In most Emergency care settings, BVM devices are readily available and frequently used. There are some reports that auditory warnings may cause problems in critical care contexts such as intensive care units and Operating rooms, but no studies have been conducted specifically in the emergency care setting. In emergent situations, there are many loud medical devices and personnel, which can be distracting. Moreover, in emergency care facilities, the distractions of noise are further complicated by crowding while performing delicate emergency procedures under demanding circumstances. At present, several types of BVM are commercially available worldwide and can be found in emergency care settings. The maximal tidal volume of an adult manual resuscitator in common use is within the range of 1 to 2 L. There is no definite consensus on how to educate emergency providers as to the most accurate use of BVM and how we can maintain this level. Because the 2 major differences between RVBVM and conventional BVM are

the addition of a regular volume and rate delivery function, education for 30 minutes before each investigation may be adequate to familiarize volunteers with the equipment due to its simplicity.

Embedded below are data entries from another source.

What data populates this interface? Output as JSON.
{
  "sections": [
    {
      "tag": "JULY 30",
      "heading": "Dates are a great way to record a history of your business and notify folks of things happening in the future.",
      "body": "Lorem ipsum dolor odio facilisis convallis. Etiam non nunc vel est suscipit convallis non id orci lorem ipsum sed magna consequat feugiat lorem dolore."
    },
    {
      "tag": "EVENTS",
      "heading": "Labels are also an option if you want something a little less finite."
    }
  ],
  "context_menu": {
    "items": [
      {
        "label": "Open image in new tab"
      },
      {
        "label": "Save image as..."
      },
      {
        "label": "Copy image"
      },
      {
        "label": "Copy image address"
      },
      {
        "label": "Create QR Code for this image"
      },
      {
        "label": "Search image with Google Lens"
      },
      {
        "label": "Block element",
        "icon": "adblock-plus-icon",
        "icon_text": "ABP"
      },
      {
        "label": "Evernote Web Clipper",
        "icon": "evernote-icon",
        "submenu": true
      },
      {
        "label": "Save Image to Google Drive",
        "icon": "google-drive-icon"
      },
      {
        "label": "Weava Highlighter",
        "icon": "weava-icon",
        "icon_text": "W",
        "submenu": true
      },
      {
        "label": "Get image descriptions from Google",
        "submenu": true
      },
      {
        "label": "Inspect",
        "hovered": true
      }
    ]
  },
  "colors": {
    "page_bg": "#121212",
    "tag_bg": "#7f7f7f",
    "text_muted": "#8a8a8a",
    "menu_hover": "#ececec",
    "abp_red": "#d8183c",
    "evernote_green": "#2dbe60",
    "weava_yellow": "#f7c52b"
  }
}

A previous study reported that metronome guidance was not associated with improved quality of adequate chest compression depth and decreased rescuer fatigue but was associated with correct chest compression rates [9]. The introduction of metronome guidance into a clinical care setting produced higher end-tidal carbon dioxide concentrations [1,10,11]. The simple use of audio prompts to guide chest compression rates, hands-off times, and intubation attempts using a specific-rated metronome and a siren was closely related to improved CPR quality in cardiac arrest patients [12]. Another previous experiment reported that a unique combination of ticking and voice prompting metronomes was effective for directing correct chest compression and ventilation rates before and after intubation [7].

Limitations

Some study limitations should be noted. First, there may be differences in the instructional learning periods required for the 2 devices, despite their relatively simple operations. Second, conventional BVM is more commonly used in emergency care settings, and although the learning period for RVBVM was short, participant performance may have been biased due to familiarity with the conventional BVM. Third, a limitation of rate-adjusted BVM is that it does not account for other factors affecting CPR quality, such as hand position, chest recoil time, compression depth, or personal ability. Finally, we only evaluated ventilation rates for 2 minutes and not throughout the total chest compres- sion procedure period. Because the lung compliance of cardiac arrest patients decreases steeply, it is difficult to investigate the relationship between actual tidal volume and changes in Respiratory physiology. Further investigations are required to more accurately compare RVBVM and conventional BVM equipment.

Conclusions

Raste- and volume-adjusted BVM, a type of adjusted manual resuscitator, allowed emergency care personnel to deliver more constant minute tidal ventilation than VBVM in a manikin model of cardiac arrest. The use of RVBVM is expected to produce more favorable outcomes in clinical resuscitative situations.